Quatro homens e uma mulher – todos indígenas da etnia Kulina – são suspeitos de praticar o crime. No local do assassinato, às margens de um igarapé localizado dentro da aldeia Cacau, também foram encontradas garrafas de aguardente que indicam o consumo de bebida alcoólica antes do crime.

O coordenador da Coordenação das Organizações Indígenas da Amazônia Brasileira (Coiab), Jecinaldo Sateré, afirmou que desconhece qualquer registro que trate da prática de canibalismo entre o povo Kulina. Para a organização, a divulgação equivocada desse tipo de ato pode ser mais uma tentativa de denegrir a imagem dos indígenas no país.

“O caso vai ser investigado.
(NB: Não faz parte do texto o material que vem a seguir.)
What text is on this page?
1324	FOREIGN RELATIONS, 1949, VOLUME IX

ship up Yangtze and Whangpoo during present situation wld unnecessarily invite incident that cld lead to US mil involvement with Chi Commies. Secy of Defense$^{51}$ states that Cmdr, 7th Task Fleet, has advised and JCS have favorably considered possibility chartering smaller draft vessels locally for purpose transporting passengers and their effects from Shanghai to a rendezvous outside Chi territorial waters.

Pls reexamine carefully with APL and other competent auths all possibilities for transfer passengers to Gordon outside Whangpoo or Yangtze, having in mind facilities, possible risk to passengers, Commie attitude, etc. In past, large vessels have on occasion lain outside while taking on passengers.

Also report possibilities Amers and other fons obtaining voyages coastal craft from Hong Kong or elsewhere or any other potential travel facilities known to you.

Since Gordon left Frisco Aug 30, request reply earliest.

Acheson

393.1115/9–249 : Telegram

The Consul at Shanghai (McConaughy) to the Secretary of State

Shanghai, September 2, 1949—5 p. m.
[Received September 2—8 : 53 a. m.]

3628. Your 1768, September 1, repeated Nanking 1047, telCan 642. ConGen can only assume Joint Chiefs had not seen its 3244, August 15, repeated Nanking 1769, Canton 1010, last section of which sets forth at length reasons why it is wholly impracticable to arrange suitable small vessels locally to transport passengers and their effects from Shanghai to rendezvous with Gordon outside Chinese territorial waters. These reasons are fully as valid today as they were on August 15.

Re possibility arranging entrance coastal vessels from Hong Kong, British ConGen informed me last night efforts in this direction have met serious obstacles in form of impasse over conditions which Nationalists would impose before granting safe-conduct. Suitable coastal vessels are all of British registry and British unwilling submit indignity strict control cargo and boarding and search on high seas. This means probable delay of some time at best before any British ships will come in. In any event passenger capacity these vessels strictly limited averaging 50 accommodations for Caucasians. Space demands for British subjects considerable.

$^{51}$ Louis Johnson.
Entretanto, de imediato, o que também está nos deixando mais preocupados é o consumo de bebida alcoólica na região”, afirmou Sateré.

Para a direção da Coiab, as acusações contra os Kulina fortalecem o preconceito e discriminação racial. A organização indígena informou que também enviará à direção da Funai pedido para formação de uma equipe de antropólogo e assistente social para fazer um laudo técnico sobre o episódio. O objetivo, segundo a direção da entidade, é garantir segurança e proteção do povo Kulina. Em Envira, segundo a Coiab, vivem aproximadamente 800 indígenas da etnia.

Em entrevista à Agência Brasil, a presidente da Comissão Organizadora do Movimento Indígena Regional (que reúne índios do Acre, do Sul do Amazonas e Noroeste de Rondônia), Letícia Yawanawa, ressaltou que o fato de o assunto ter tomado repercussão nacional causou aos outros indígenas uma situação de desconforto. Segundo a líder indígena, que atualmente vive em Rio Branco (AC), o assunto chegou às escolas e provocou novas situações de preconceito entre as crianças. Ela criticou a abordagem dos veículos de comunicação sobre a questão.

“Estou chocada com as matérias veiculadas sobre o assunto. Hoje meus filhos foram à escola e voltaram chorando e entristecidos porque os colegas disseram a eles que não poderiam se aproximar porque eles [meus filhos] comiam ser humano”, lamentou.

Matéria de Amanda Mota, da Agência Brasil, publicada no EcoDebate, 21/02/2009.